Quelle que soit la substance en question, l'alcool est déconseillé car il est à même de modifier l'effet de certains médicaments et il augmente le risque d'effets indésirables. Pour ceux qui sont vendus en libre accès, les risques sont réduits, le danger principal réside dans le fait que le mélange risque de provoquer des moments de somnolence dans le cadre du travail ou de la conduite d'un véhicule.

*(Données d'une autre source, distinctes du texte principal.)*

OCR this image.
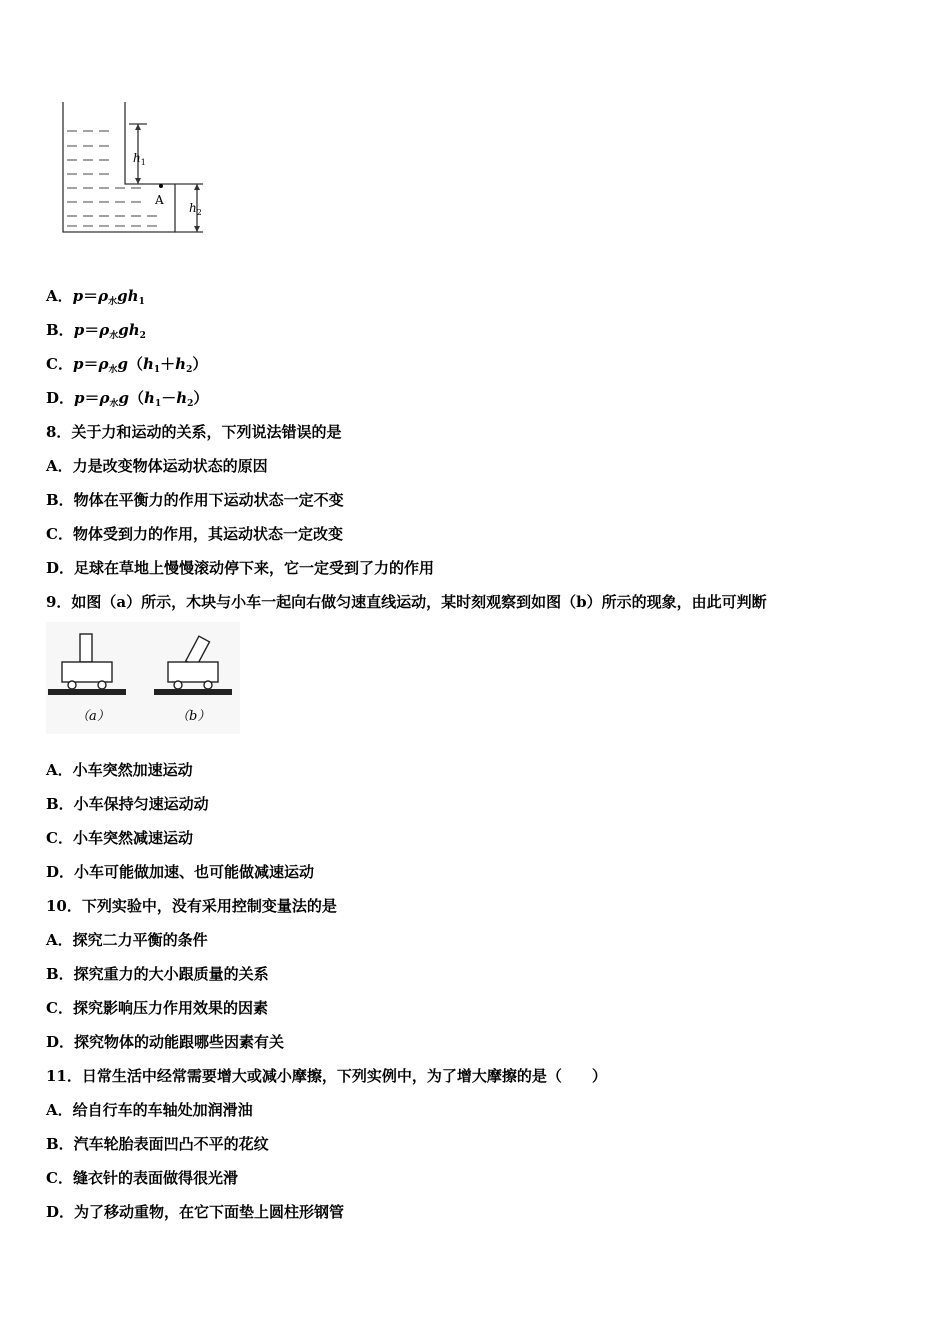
$h_1$
$h_2$
A
A．$p=\rho_水gh_1$
B．$p=\rho_水gh_2$
C．$p=\rho_水g(h_1+h_2)$
D．$p=\rho_水g(h_1-h_2)$
8．关于力和运动的关系，下列说法错误的是
A．力是改变物体运动状态的原因
B．物体在平衡力的作用下运动状态一定不变
C．物体受到力的作用，其运动状态一定改变
D．足球在草地上慢慢滚动停下来，它一定受到了力的作用
9．如图（a）所示，木块与小车一起向右做匀速直线运动，某时刻观察到如图（b）所示的现象，由此可判断
（a）	（b）
A．小车突然加速运动
B．小车保持匀速运动动
C．小车突然减速运动
D．小车可能做加速、也可能做减速运动
10．下列实验中，没有采用控制变量法的是
A．探究二力平衡的条件
B．探究重力的大小跟质量的关系
C．探究影响压力作用效果的因素
D．探究物体的动能跟哪些因素有关
11．日常生活中经常需要增大或减小摩擦，下列实例中，为了增大摩擦的是（　　）
A．给自行车的车轴处加润滑油
B．汽车轮胎表面凹凸不平的花纹
C．缝衣针的表面做得很光滑
D．为了移动重物，在它下面垫上圆柱形钢管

L'alcool est bien entendu toujours mis en avant, car il est en vente légale. Mais il est bien entendu que tous les produits apparentés aux drogues sont concernés, cannabis y compris. Le fait de voir de plus en plus de personnes se permettre de fumer des « joints » sans vraiment se cacher ne change rien à l'affaire, au contraire, cela doit augmenter la vigilance.

Si l'automédication est généralement bien appliquée par les Français, il faut aussi être à même de savoir quand il faut s'arrêter et ne pas hésiter à consulter. Si le mal persiste bien entendu, mais aussi si l'on s'aperçoit que l'on ne peut plus vivre sans avaler sa dose quotidienne. Il existe ainsi des habitués de l'aspirine qui en prennent quotidiennement, ce qui peut avoir de graves conséquences. Les produits auxquels on peut avoir accès, y compris les plus simples des sirops, ont un effet qu'il ne faut pas négliger. Prendre des substances en permanence est une mauvaise habitude qu'il convient de maîtriser. La campagne sur les antibiotiques vaut donc aussi pour tous les médicaments, qu'ils soient en libre accès ou pas : à trop prendre d'une molécule, elle finit par perdre de son efficacité.

En conclusion, on peut dire que l'automédication est positive, à compter du moment où certaines règles de bon sens et de prudence sont suivies. Inutile d'avoir systématiquement recours à un spécialiste médical pour tout et n'importe quoi, il faut savoir raison garder.